Other highly notable builders followed suit with Binty who was responsible for some of the high marking and steep trails on the Upper Westside and Boyd McTavish who built legal multi use trails around Blackcomb and the Flank for the resort municipality. Chris Markle, who with insanely determined work ethic and stubborn tenacity began work on his grand vision for an epic of a trail which connected Whistler to a furtherest interconnected trail north of Whistler – Thrill Me Kill Me. This mammoth of a mamba trail took many years of secret slaving and was built in many sections where he would camp out for days and perhaps weeks on end in order to avoid the arduous commute to the trail. In these days and nights of solitude he had a commune cougar and bears, but his tireless perseverance was rewarded when the municipality sanctioned and deeded Comfortably Numb for life as well as being titled as IMBA Epic Trail status.
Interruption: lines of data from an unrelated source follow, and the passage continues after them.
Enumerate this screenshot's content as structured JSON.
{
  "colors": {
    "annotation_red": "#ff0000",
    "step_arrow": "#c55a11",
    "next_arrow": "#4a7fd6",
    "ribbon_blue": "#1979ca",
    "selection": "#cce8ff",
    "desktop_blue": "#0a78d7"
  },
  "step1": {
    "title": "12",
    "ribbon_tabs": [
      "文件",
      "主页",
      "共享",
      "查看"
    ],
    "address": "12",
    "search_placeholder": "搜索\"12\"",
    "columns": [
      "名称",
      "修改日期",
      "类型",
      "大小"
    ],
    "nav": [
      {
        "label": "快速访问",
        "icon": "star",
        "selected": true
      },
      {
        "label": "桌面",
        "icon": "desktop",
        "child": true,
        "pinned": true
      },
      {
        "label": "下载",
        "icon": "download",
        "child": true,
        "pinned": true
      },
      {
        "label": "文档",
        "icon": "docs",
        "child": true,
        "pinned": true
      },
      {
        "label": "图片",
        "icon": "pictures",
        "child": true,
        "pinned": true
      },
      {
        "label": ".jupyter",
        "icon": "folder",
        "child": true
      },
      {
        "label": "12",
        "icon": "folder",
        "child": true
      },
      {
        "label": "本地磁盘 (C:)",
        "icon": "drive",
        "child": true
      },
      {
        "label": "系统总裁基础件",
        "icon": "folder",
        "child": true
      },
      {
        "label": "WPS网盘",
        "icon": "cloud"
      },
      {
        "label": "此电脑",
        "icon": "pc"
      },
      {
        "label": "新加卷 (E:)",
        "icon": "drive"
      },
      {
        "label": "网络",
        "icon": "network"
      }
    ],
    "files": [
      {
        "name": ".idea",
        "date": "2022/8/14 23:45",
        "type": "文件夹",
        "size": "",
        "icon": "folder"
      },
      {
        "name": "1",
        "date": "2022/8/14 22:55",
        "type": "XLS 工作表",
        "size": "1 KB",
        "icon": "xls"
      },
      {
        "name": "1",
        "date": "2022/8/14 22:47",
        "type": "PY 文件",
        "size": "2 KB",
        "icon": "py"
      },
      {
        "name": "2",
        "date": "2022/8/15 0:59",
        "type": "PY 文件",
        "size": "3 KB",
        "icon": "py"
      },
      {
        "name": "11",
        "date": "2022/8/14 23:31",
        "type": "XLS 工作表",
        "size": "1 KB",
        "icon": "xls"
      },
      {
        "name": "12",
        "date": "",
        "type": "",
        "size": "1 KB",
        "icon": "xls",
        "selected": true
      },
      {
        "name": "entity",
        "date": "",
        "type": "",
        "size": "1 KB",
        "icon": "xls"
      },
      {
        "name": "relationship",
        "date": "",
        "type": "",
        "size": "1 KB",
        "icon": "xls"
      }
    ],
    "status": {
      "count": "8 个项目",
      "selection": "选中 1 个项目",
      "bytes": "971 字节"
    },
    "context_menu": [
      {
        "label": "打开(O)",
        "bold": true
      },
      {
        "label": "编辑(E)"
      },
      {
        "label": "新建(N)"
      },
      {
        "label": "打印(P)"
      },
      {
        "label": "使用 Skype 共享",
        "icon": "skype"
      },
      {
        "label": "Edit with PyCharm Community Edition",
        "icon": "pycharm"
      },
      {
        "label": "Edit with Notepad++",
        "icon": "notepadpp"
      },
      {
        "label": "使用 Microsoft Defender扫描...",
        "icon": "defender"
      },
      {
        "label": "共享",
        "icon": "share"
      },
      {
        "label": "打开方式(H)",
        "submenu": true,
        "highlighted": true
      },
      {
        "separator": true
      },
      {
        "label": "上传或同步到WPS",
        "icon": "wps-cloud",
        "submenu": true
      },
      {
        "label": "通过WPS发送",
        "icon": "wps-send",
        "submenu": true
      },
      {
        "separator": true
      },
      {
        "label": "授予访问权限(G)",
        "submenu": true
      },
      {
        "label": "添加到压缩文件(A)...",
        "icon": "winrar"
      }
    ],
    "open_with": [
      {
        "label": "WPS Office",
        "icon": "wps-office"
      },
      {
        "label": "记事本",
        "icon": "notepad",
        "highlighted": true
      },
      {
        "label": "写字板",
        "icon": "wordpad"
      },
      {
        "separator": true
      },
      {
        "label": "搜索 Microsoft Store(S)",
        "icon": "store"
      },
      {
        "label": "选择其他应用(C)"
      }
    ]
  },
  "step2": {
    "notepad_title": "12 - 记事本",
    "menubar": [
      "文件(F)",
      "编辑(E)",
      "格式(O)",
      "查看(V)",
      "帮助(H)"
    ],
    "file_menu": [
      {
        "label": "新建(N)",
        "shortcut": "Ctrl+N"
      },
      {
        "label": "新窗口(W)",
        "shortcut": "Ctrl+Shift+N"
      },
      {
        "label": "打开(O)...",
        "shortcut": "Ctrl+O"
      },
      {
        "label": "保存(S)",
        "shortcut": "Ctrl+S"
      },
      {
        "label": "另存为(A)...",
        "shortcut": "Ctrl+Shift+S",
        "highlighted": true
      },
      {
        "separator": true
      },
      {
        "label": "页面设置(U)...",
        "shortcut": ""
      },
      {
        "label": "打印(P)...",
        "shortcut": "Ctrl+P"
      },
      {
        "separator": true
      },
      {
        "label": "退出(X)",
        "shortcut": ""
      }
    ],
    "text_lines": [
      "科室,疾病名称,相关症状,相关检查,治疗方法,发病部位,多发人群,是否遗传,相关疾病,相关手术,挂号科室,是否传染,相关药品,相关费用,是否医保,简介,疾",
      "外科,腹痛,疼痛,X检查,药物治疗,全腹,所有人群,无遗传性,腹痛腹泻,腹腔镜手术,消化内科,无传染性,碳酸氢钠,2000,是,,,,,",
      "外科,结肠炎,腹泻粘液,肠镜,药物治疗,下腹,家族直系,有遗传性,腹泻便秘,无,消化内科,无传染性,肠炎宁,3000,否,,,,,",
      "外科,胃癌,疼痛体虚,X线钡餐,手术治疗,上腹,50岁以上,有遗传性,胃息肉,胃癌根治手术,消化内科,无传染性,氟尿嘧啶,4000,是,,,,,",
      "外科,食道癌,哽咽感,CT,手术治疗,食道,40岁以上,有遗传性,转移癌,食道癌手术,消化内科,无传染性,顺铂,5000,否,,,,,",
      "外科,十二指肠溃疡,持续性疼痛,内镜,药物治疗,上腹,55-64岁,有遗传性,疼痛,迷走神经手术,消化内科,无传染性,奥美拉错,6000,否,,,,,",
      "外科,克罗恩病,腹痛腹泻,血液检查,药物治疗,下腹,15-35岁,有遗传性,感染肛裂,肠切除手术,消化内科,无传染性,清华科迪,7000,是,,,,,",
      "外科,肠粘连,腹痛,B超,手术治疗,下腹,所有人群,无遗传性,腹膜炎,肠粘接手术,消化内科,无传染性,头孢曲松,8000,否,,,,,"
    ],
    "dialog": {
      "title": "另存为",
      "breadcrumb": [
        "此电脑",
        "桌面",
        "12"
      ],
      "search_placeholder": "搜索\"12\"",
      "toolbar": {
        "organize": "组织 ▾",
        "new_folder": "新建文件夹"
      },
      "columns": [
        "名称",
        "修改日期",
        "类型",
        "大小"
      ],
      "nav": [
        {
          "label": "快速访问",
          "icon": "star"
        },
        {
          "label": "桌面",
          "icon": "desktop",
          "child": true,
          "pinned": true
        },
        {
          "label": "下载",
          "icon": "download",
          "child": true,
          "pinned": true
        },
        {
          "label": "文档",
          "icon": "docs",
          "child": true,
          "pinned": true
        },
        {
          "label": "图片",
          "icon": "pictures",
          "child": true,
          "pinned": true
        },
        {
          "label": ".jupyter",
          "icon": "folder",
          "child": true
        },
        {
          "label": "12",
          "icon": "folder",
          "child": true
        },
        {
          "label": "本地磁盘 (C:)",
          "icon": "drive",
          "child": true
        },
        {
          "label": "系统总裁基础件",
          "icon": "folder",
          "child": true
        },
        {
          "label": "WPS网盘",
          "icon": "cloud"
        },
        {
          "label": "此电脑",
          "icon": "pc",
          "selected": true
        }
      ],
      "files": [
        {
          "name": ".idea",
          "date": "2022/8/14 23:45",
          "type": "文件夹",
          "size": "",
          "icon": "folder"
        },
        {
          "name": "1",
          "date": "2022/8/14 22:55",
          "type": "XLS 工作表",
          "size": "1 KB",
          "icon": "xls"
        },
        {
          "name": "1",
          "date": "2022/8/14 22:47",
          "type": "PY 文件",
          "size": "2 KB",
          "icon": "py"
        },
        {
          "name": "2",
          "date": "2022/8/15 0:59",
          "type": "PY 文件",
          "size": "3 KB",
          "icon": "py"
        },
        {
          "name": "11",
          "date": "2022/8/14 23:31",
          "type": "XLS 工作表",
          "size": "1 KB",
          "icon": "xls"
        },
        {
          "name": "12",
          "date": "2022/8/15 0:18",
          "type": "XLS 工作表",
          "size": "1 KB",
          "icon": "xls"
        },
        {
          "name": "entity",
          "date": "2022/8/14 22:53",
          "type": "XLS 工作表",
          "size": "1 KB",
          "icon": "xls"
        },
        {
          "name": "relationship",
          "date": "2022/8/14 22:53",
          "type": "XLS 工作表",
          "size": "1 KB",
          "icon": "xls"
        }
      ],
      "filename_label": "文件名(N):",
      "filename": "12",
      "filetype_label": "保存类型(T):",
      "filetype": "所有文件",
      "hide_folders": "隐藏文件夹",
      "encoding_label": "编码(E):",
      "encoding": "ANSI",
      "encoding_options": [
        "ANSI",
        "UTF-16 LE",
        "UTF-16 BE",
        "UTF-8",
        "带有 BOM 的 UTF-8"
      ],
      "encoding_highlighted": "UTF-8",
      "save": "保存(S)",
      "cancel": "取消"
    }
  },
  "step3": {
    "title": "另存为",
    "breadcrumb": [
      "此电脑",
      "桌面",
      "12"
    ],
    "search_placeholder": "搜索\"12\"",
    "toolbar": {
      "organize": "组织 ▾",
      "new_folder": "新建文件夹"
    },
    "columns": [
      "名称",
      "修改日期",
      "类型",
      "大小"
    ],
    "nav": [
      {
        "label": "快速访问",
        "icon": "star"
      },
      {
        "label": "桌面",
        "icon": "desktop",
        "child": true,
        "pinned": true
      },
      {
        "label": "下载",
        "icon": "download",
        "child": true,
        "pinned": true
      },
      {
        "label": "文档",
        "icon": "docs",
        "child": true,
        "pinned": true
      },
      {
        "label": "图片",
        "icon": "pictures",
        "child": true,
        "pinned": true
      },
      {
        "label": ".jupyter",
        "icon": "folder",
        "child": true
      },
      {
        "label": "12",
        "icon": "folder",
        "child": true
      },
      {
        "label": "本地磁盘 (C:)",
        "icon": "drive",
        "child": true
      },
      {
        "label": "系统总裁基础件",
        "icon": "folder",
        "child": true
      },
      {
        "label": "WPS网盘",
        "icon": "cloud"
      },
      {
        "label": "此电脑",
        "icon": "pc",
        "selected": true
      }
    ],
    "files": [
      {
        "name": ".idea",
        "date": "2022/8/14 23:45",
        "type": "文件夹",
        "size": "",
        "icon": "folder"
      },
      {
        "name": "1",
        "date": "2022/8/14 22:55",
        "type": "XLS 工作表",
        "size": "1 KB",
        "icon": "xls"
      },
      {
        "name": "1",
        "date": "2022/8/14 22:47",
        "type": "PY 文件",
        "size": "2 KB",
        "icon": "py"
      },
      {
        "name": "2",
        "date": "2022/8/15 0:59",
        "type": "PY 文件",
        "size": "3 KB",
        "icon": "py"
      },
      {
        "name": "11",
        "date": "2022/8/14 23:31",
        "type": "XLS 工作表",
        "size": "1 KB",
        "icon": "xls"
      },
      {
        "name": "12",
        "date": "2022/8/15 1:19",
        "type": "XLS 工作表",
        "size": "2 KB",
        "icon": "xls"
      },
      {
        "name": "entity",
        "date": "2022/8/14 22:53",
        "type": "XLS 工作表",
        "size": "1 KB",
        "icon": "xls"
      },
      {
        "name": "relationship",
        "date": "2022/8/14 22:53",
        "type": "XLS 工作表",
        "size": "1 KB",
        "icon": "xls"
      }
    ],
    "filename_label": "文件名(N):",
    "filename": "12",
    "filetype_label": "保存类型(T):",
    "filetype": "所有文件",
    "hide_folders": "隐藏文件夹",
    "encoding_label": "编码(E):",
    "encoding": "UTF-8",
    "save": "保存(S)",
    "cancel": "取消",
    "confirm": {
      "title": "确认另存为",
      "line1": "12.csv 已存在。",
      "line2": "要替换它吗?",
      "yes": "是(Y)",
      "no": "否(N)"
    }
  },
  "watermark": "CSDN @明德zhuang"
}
The Bike Park will be 15 years old this summer. This is much older than most modern mountain biking developments (consider the kinds of bikes we were riding in 1998) in its relatively short life span it has risen to not only become the worlds busiest (over 120,000 visitors in 2010) bike park, but it has defined and inspired a huge evolution in mountain biking, from the profusion of bike parks, development of the equipment we ride and the trails we ride. Whistler wasn’t the first Bike Park (even the Blackcomb chairlifts which started to whisk riders up the mountain before Whistler wasn’t the first) but it was the one that changed everything. Inspired trail building and a belief in the viability of gravity riding were the two largest factors in putting Whistler Bike Park where it is today. The proximity to the North Shore, which was simultaneously pushing a more aggressive and marketable form of mountain biking, proximity of a large geographical population and the infrastructure of a very established resort all played a huge role, too. But it is the passion, drive and unique skills of people like Tom “Pro” Prochazka, Dave Kelly, Rob Cocquet, Rob McSkimming that have put Whistler Bike park were it is today.